The thing you might not have known you wanted to know: placement tuning rhymes with a broader pattern in the corpus of treating *structure* as the tunable thing rather than weights. Self-adaptive models compose task-specific expert vectors at inference time Can models dynamically activate expert skills at inference time?, and multi-task systems get isolated, task-specific parameter regions Can isolating task-specific parameters prevent multi-task fine-tuning interference?. Demo placement is the cheapest member of that family — no training, no weight surgery, just rearranging the prompt — yet it sits on the same principle: per-task configuration, applied at inference, with effects large enough to take seriously.
Sources 7 notes
Repositioning an identical demo block from prompt start to end swaps up to 20% accuracy and flips nearly half of predictions. This spatial effect operates independently of demo content and spans multiple task types.
Sparsity-Guided Curriculum In-Context Learning uses last-layer activation sparsity to order demonstrations from sparse (harder) to dense (easier), yielding considerable performance improvements. This approach requires no external difficulty labels and works across diverse in-context learning tasks.
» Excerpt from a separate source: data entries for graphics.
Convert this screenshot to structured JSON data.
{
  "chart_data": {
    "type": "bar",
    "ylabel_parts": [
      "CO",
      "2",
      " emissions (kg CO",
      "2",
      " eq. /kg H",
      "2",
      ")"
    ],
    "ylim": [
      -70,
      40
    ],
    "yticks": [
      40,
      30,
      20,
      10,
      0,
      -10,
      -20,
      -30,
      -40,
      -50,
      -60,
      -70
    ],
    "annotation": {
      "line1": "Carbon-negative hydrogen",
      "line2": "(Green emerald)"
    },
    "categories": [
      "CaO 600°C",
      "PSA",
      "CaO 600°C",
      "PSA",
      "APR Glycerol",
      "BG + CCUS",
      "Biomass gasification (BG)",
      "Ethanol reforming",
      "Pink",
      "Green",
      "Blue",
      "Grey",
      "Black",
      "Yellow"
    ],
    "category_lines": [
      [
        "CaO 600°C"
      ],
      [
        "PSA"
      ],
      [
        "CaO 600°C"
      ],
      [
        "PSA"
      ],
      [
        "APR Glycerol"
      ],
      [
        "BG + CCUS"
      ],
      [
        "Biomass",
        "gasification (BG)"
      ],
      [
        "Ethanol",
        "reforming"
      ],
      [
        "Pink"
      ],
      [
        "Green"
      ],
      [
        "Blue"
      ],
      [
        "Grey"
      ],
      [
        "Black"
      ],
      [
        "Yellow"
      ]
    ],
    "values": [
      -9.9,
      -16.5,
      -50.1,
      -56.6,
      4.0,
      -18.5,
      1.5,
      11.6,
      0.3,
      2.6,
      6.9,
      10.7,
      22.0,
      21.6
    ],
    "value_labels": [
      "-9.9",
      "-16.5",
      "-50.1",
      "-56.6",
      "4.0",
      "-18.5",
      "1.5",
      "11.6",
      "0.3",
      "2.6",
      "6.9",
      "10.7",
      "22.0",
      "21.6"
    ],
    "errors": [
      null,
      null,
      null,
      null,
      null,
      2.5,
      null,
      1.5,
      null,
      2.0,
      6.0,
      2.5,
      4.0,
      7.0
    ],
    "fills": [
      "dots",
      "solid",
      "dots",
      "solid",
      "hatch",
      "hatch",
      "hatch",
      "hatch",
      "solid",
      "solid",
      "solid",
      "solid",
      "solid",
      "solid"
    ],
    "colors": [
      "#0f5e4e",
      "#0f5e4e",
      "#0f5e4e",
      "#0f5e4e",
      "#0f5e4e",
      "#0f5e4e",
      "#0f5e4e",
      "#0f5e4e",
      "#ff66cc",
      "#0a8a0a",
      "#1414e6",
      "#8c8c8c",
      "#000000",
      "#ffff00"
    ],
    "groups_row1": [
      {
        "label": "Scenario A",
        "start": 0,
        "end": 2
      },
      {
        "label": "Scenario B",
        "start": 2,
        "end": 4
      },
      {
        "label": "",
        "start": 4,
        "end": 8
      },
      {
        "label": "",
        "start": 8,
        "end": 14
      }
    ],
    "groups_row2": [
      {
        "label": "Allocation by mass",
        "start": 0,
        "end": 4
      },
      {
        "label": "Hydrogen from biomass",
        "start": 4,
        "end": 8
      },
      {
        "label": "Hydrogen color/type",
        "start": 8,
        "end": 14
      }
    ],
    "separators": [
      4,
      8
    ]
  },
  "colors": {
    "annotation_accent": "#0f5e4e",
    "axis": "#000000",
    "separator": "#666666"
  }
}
Omni-Thinker shows structured domains decrease output entropy while creative domains increase it. BWT-guided scheduling—training structured tasks first—yields 6.2% gains over joint training by preventing entropy collapse from damaging open-ended capabilities.
RLHF reduces lexical-syntactic diversity in code generation but increases it in creative writing. The direction depends on what each domain incentivizes: code rewards convergence toward correct solutions, while creative writing rewards stylistic distinctiveness.
Models trained on semantically empty or deliberately incorrect instructions achieve comparable performance to those trained on full correct instructions, achieving 43% vs random baseline 42.6%. The semantic content of instructions appears largely irrelevant; what transfers is knowledge of the output space.
Transformer2 demonstrates that tuning only singular values within weight matrices produces composable expert vectors that dynamically mix at inference without interference, outperforming LoRA with fewer parameters and enabling continual specialization.
Research shows that identifying core parameter regions per task, clustering overlapping tasks, and freezing core parameters while geometrically merging non-core parameters consistently outperforms standard multi-task fine-tuning. Temporal task scheduling alone proves insufficient without explicit structural parameter isolation.